FIFA promises to reveal on Thursday more details about the move, which is expected to shock the entire world football system. Famous players and coaches will be meeting with Wenger in Qatar over the next two days to be introduced to the new World Cup calendar.
Wenger’s idea is to have major tournaments every summer. He also wants UEFA to hold the Euros in the years when there will be no World Cup. The Frenchman believes that will increase the interest in international football while also lowering the number of qualifying matches during the club season.
FIFA’s consultation process has already begun in Doha. Wenger and other high FIFA officials are aware of the opposition they will face from UEFA, the top European clubs, and the players in the bigger leagues. At the same time, the revamp of the World Cup system is expected to be highly popular in other parts of the world.
Wenger: No increase in the number of games
One hundred and sixty-six of FIFA’s 211 member associations voted for a feasibility study based on the proposal to increase the frequency of the World Cup after it was advanced by the Saudi Arabian Football Federation. All 211 FIFA members will then vote on the final proposal. If the plan is approved, the World Cup could be held every two years starting 2028.
Talking to L’Equipe, Wenger assured that the total number of games played won’t increase. He also claims players will be guaranteed a 25-day break every summer. Clubs would profit too, as the qualifiers would take place in two international-game blocks each year.
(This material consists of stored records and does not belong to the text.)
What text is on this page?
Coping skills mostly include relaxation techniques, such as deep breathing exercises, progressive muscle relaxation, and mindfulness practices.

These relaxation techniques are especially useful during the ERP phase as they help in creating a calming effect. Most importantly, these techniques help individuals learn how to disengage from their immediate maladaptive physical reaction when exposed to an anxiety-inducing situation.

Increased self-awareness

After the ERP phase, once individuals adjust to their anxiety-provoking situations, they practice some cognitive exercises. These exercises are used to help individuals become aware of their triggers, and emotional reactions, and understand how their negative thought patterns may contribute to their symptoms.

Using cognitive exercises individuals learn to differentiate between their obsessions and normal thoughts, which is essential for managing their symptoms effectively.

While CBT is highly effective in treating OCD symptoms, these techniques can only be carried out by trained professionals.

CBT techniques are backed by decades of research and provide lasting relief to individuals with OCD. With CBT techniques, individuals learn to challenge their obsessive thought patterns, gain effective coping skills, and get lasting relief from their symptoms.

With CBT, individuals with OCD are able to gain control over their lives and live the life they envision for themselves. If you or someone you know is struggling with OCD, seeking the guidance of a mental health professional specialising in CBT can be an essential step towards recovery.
“The idea is to increase the quality of the game and of the competition between teams,” Wenger said. “The plan doesn’t have any financial plan behind it. There won’t be more games for the players. They will also have at least 25 days of rest between seasons,” he said.
The BBC reported that former Brazilian striker Ronaldo, 2014 World Champion with Germany Sami Khedira, and England’s duo of John Terry and Michael Owen are among the 10 players Wenger invited in Doha for consultations.
The World Cup was hosted for the first time in 1930 in Uruguay, with 13 teams participating. In 2022, in Qatar, 32 teams will fight for the world title. The 2026 edition of the tournament will be the first one to include 48 national teams. Canada, Mexico, and the United States will organize the World Cup five years from now.